A DFT kinetic study on 1,3-dipolar cycloaddition reactions in solution

Abstract

Several popular density functional theory (DFT) methods have been employed to characterize a series of 1,3-dipolar cycloaddition reactions, including the exploration of reaction mechanisms and the calculations of kinetic parameters. Both the gas- and solution-phase translational entropy models have been used to calculate the activation entropies, and the results obtained from the latter method are quite close to the experimental measurements.

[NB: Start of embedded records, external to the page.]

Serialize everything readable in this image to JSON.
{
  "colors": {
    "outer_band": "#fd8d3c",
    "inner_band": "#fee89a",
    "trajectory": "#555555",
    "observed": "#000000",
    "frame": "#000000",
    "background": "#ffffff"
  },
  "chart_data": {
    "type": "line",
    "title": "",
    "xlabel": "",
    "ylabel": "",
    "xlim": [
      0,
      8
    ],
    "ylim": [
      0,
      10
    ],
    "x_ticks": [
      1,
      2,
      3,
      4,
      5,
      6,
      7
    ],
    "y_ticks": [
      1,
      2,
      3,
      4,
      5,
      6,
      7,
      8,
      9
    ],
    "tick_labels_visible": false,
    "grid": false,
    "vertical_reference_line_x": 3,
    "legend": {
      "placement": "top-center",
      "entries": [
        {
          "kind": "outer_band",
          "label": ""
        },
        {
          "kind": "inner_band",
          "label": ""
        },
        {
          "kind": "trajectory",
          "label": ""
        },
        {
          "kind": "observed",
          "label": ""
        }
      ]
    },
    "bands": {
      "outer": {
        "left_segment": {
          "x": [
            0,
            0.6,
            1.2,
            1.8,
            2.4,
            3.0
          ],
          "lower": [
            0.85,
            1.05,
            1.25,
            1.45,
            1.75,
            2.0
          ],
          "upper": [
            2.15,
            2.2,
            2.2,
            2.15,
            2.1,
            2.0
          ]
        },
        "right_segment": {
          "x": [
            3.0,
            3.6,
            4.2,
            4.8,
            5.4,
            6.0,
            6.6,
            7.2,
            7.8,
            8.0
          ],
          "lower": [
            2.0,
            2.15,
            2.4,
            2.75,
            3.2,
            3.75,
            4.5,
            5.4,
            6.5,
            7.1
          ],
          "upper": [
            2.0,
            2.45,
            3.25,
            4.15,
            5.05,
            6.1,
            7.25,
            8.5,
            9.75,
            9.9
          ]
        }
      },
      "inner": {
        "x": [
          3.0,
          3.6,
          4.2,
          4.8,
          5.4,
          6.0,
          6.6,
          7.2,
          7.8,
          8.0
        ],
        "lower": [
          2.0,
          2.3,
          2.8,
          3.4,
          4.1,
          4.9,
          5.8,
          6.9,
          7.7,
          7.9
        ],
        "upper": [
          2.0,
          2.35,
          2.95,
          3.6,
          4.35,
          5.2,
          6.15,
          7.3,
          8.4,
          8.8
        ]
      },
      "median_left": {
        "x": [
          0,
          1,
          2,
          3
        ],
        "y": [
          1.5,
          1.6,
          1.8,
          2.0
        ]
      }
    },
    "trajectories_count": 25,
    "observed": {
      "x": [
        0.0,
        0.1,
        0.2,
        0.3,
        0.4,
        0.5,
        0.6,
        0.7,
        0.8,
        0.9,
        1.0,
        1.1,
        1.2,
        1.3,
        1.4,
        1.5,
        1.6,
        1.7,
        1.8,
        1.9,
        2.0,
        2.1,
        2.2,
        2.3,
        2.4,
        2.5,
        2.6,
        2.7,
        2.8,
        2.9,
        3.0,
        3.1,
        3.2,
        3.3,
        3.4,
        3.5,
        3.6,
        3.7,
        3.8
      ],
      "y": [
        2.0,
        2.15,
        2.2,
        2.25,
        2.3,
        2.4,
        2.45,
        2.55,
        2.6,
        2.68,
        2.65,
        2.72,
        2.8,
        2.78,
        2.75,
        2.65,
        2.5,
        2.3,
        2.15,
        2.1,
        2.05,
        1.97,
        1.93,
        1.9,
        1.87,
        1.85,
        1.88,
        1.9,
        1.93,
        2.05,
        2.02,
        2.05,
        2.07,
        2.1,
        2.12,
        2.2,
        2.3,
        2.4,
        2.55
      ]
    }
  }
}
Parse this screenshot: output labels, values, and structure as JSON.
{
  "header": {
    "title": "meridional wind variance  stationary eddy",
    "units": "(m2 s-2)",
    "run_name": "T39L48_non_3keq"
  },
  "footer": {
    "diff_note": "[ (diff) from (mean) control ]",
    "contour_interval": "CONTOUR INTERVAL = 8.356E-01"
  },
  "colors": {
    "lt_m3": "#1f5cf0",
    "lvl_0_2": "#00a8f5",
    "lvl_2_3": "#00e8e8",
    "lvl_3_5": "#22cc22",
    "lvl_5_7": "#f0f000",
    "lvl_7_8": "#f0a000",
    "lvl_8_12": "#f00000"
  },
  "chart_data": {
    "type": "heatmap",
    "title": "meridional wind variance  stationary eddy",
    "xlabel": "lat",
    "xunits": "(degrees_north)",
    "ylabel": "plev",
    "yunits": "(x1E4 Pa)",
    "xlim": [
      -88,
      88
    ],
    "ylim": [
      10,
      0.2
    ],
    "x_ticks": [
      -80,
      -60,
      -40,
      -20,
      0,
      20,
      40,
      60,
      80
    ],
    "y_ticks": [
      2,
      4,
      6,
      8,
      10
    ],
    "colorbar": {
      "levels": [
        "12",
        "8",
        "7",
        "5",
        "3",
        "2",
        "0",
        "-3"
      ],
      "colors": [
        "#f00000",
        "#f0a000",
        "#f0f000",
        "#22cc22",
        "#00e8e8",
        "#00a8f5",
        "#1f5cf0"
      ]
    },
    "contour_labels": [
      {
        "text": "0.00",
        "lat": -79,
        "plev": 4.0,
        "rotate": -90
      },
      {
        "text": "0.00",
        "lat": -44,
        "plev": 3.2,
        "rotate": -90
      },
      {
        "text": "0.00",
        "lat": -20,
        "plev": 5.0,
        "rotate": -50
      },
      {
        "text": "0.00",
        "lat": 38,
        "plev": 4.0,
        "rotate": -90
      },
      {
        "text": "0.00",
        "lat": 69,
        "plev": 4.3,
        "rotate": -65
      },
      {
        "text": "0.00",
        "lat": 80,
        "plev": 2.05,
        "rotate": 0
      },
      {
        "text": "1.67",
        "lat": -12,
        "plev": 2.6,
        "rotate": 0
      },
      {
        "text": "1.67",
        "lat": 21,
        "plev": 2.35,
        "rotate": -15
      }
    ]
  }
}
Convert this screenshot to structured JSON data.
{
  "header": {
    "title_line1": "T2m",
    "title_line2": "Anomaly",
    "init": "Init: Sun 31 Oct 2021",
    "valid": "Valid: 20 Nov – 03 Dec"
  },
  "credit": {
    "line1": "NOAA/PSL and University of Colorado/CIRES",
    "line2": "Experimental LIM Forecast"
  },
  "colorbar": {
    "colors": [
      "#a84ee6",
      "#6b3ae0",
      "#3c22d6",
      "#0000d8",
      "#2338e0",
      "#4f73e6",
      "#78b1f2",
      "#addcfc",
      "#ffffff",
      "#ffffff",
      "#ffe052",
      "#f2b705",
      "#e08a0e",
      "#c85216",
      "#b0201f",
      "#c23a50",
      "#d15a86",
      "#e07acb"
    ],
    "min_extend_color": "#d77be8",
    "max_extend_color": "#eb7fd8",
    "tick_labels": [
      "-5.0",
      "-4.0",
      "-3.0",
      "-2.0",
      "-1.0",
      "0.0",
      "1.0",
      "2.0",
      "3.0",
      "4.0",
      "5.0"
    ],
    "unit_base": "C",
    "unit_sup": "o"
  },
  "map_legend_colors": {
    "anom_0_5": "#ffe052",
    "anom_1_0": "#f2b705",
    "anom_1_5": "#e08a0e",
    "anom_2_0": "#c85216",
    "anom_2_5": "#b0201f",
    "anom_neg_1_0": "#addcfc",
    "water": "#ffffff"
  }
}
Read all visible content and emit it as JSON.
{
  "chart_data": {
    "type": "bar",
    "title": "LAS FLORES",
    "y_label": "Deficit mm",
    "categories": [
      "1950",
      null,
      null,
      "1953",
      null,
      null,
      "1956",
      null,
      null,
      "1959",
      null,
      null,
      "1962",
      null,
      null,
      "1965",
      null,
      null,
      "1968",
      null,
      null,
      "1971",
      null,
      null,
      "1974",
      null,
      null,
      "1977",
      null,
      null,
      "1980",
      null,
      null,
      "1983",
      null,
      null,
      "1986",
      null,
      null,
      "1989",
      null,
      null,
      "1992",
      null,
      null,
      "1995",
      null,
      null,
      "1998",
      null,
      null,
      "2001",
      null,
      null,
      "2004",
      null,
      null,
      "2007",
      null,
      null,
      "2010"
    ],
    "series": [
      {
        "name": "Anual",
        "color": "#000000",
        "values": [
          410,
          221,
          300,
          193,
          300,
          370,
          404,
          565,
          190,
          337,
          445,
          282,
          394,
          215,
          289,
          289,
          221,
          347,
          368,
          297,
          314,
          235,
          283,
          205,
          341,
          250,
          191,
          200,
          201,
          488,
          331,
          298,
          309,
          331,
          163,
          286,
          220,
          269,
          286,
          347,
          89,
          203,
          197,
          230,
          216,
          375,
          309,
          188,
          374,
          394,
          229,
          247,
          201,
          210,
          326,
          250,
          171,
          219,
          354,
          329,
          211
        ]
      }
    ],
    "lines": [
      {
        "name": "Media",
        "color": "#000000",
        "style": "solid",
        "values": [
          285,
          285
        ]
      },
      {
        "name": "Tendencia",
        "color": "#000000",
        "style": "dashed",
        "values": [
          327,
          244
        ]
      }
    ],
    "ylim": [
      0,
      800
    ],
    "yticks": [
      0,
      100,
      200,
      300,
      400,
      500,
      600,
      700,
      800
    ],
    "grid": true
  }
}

For some of the reactions studied, e.g., a1 + b9, a1 + b10, a5 + b9 and a12 + b5, the explicit + implicit solvation model, namely, a cluster-continuum type model, should be employed to account for the specific solvent–solute interactions. The quasi rigid-rotor-harmonic-oscillator (qRRHO) small frequency vibrational entropy correction, in conjunction with the conformational entropy correction, could further improve the calculated activation entropy data. The comparison between calculation data with experimental measurements, using 23 activation entropies and 160 reaction rate constants as test benchmark, demonstrated that our present strategy could calibrate the root-mean-square-deviation (RMSD) of activation entropies to be 1.8 cal mol⁻¹ K⁻¹ and that of Gibbs free energy barriers to be 1.8 kcal mol⁻¹.